Results: Of 13 004 women included in the analysis, 507 (3.9%) were diagnosed as CIN2+, 273 (2.1%) as CIN3+, and 37 (0.3%) with cervical cancer. Self-HPV testing had 86.2% sensitivity and 80.7% specificity for detecting CIN2+ and 86.1% sensitivity and 79.5% specificity for detecting CIN3+. VIA had statistically significantly lower sensitivity for detecting CIN2+ (50.3%) and CIN3+ (55.7%) and higher specificity for detecting CIN2+ (87.4%) and CIN3+ (86.9%) (all P values < .001) than Self-HPV testing, LBC had lower sensitivity for detecting CIN2+ (80.7%, P = .015), similar sensitivity for detecting CIN3+ (89.0%, P = .341), and higher specificity for detecting CIN2+ (94.0%, P < .001) and CIN3+ (92.8%, P < .001) than Self-HPV testing. Physician-HPV testing was more sensitive for detecting CIN2+ (97.0%) and CIN3+ (97.8%) but similarly specific for detecting CIN2+ (82.7%) and CIN3+ (81.3%) (all P values <.001) than Self-HPV testing.

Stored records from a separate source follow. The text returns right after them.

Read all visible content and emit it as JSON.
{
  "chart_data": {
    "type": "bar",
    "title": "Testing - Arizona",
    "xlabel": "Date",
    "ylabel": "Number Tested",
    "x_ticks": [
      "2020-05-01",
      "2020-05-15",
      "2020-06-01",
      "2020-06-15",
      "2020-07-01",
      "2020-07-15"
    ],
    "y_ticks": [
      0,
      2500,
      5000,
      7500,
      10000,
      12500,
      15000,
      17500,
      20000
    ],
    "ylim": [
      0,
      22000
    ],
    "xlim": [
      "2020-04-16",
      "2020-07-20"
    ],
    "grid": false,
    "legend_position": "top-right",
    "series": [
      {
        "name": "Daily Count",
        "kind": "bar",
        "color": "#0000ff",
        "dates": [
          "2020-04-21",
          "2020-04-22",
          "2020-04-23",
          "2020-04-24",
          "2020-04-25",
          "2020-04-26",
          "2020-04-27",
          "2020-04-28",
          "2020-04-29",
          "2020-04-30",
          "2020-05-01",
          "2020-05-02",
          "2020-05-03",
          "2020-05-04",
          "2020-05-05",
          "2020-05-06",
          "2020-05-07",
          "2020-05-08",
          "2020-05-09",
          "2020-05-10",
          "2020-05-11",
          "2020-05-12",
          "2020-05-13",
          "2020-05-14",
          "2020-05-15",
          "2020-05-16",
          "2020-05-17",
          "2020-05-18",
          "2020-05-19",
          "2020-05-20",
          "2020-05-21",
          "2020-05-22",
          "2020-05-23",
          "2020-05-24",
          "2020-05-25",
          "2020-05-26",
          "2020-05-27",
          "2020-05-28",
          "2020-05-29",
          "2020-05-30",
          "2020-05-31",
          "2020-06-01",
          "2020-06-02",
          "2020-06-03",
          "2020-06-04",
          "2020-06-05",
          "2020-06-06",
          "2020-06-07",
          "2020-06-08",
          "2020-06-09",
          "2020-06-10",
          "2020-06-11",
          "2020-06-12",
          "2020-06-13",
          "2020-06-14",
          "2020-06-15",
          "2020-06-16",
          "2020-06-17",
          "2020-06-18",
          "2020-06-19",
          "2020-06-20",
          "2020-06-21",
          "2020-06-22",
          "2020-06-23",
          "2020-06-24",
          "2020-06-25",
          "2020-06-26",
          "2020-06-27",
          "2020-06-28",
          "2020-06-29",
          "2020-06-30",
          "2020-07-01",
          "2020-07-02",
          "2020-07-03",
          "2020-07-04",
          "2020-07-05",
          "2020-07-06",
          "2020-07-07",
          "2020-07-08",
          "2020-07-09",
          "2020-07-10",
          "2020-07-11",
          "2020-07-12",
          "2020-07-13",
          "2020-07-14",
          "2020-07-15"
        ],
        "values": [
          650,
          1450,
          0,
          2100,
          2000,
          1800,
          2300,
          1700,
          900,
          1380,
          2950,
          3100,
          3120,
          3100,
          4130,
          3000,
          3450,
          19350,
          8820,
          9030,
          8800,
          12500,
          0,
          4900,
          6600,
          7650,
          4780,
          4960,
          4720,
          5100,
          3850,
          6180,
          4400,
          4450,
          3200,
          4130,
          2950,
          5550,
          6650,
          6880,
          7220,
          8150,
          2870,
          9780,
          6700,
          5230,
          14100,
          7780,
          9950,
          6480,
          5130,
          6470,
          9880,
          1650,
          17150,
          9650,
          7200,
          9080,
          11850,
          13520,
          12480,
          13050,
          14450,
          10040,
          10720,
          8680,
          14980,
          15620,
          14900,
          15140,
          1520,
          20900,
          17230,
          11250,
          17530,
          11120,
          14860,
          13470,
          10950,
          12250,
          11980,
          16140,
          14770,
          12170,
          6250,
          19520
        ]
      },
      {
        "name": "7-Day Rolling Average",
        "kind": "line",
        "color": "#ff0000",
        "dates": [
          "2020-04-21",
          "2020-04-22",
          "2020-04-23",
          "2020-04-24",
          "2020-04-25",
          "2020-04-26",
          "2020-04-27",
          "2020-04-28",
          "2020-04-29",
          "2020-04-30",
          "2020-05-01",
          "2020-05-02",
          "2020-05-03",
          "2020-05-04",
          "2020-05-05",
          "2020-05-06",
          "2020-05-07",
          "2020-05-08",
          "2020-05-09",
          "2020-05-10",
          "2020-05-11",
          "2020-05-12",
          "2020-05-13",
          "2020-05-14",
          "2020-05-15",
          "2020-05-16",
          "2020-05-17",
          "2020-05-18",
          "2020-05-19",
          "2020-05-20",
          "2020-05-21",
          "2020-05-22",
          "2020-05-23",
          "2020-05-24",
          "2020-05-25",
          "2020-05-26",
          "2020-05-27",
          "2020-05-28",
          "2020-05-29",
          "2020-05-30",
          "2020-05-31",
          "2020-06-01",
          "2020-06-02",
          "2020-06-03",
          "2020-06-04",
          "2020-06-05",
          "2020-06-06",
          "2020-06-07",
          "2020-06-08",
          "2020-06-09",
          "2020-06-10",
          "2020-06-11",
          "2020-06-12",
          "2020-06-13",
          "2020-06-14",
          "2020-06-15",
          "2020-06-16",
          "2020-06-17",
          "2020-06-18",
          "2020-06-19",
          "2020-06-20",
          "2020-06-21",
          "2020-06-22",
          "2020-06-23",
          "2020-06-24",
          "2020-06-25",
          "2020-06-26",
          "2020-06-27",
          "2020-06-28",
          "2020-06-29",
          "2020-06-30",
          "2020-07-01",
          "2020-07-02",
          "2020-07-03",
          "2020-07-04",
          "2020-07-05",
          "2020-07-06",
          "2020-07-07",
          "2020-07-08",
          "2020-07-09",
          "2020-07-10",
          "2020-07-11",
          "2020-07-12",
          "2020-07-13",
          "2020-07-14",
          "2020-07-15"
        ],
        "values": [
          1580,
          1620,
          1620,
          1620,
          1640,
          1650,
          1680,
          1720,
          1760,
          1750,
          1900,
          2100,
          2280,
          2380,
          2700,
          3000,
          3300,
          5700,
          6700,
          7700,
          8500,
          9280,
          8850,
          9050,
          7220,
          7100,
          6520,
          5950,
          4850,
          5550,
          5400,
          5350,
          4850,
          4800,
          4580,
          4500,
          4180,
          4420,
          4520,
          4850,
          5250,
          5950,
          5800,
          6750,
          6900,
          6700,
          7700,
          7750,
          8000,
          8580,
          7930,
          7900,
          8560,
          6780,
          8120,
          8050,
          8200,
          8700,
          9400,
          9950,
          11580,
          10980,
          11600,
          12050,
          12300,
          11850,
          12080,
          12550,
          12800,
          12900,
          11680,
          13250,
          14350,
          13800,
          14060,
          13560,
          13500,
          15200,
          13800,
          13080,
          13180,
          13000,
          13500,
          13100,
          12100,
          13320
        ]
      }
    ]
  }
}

Conclusions: The sensitivity of Self-HPV testing compared favorably with that of LBC and was superior to the sensitivity of VIA. Self-HPV testing may complement current screening programs by increasing population coverage in settings that do not have easy access to comprehensive cytology-based screening.

Figure 1

Flow chart of inclusion and exclusion criteria of the study sample. ASC-US = atypical squamous cell of undetermined significance; LBC = liquid-based cytology; LSIL+ = low-grade squamous intraepithelial lesion or more severe; HPV = human papillomavirus; Physician-HPV, physician-collected cervical specimens for HPV testing; Self-HPV = self-collected cervicovaginal specimens tested by HPV DNA testing; VIA = visual inspection with acetic acid.

Figure 2

Forest plots of pooled and individual study sensitivities and specificities of self-collected cervicovaginal specimens tested by HPV DNA testing (Self-HPV) for the detection of CIN2+ (A) and CIN3+ (B) (HPV DNA positivity: RLU/CO ≥ 1 pg/mL). The point estimate of each study was represented by a square, whose size corresponded to the weight of the study in the pooled analysis. A horizontal line represents the 95% confidence interval. The overall estimate was presented at the bottom of the forest plots, represented as a diamond. Two vertical lines around the diamond represent the confidence interval of the overall estimate. CI = confidence interval; CIN2+ = cervical intraepithelial neoplasia grade 2 or more severe; CIN3+ = cervical intraepithelial neoplasia grade 3 or more severe; HPV = human papillomavirus; RLU/CO = relative light units per cutoff; SPOCCS = Shanxi Province Cervical Cancer Screening Study.

Figure 3

ROC curves of self-collected cervicovaginal specimens tested by HPV DNA testing (Self-HPV) for the detection of CIN2+ and CIN3+. Solid lines represent detection of CIN2+; dotted lines represent detection of CIN3+. CIN2+ = cervical intraepithelial neoplasia grade 2 or more severe; CIN3+ = cervical intraepithelial neoplasia grade 3 or more severe; HPV = human papillomavirus; ROC = receiver operating characteristic.